According to a statement by the spokesman of the French Ministry of Foreign Affairs, Minister Villepin today and yesterday had had successful talks with the President of the Union of the Comoros, Azali Assoumani.
- France and the Comoros are in agreement of the need to reinforce the bilateral relations, because of the special historical, cultural and human ties which link our two countries, the French spokesman said. Also the proximity of the French island of Mayotte and the presence of a strong Comoran community in France were highlighted.
The French government however gave no details on how the Franco-Comoran relations were to be enhanced, except for general French support to the Comoran democratisation process.
French-Comoran relations have been rather cool - compared to France's links to most of its ex-colonies - due to the chaotic political situation on the archipelago until last year. Also President Azali's poor democratic record - he originally came to power in a 1999 military coup - have poisoned these relations.
The Parisian talks had related to the internal Comoran reconciliation process and on means of arriving, through national dialogue, to the organisation of legislative elections within short time. The French Minister had emphasises on the need of holding these elections.

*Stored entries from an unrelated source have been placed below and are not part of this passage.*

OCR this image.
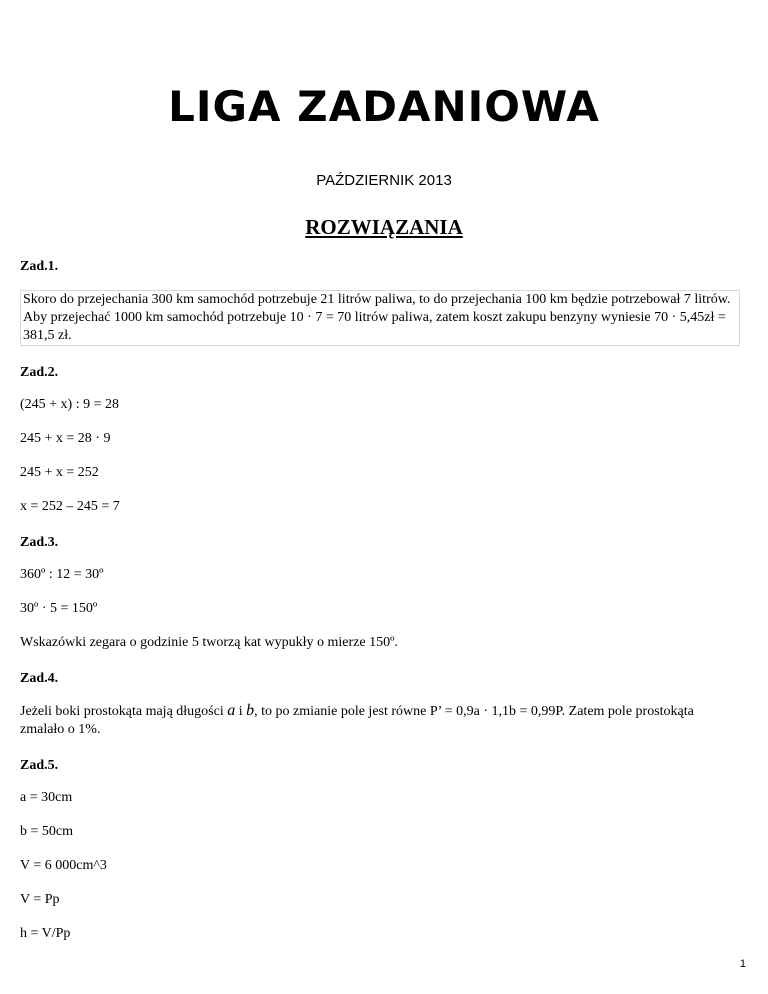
LIGA ZADANIOWA
PAŹDZIERNIK 2013
ROZWIĄZANIA

Zad.1.

Skoro do przejechania 300 km samochód potrzebuje 21 litrów paliwa, to do przejechania 100 km będzie potrzebował 7 litrów. Aby przejechać 1000 km samochód potrzebuje 10 · 7 = 70 litrów paliwa, zatem koszt zakupu benzyny wyniesie 70 · 5,45zł = 381,5 zł.

Zad.2.

(245 + x) : 9 = 28

245 + x = 28 · 9

245 + x = 252

x = 252 – 245 = 7

Zad.3.

360º : 12 = 30º

30º · 5 = 150º

Wskazówki zegara o godzinie 5 tworzą kat wypukły o mierze 150º.

Zad.4.

Jeżeli boki prostokąta mają długości a i b, to po zmianie pole jest równe P’ = 0,9a · 1,1b = 0,99P. Zatem pole prostokąta zmalało o 1%.

Zad.5.

a = 30cm

b = 50cm

V = 6 000cm^3

V = Pp

h = V/Pp

1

On behalf of the French government, Mr Villepin had promised the Comoran President his aid in bringing the conflicting parties' views together. This however had to happen in the framework of the current efforts by the international community, led by the African Union and South Africa.
The Paris meeting with President Azali was reported to be a follow-up to a meeting Mr Villepin had had on 15 May with its Comoran counterpart, Souef El Amine, in Paris. At this meeting, also internal Comoran politics had been discussed.
The French government, at both meetings had emphasised on its continued support of the so-called "Fomboni Agreement" of February 2001. This agreement ended four years of separatism on the island of Anjouan and foresaw a less centralised Comoran state, autonomy for the three islands of Grande Comore, Anjouan and Moheli and the organisation of democratic elections at all levels.
By now, most points of the Fomboni Agreement have been fulfilled. A new Comoran Union has been established, based on a complicated Union constitution and three autonomous islands' constitutions. Presidential elections have been held on all three islands and for the Union, but local elections are still to be held.
The reconciliation process in Comoros has further been delayed by an ongoing power struggle by the democratically elected Presidents of the three autonomous islands and President Azali's Union government. Mr Azali, who is said to have won the Union's presidency by widespread election fraud, is trying to gain control state institutions at the cost of the islands' governments.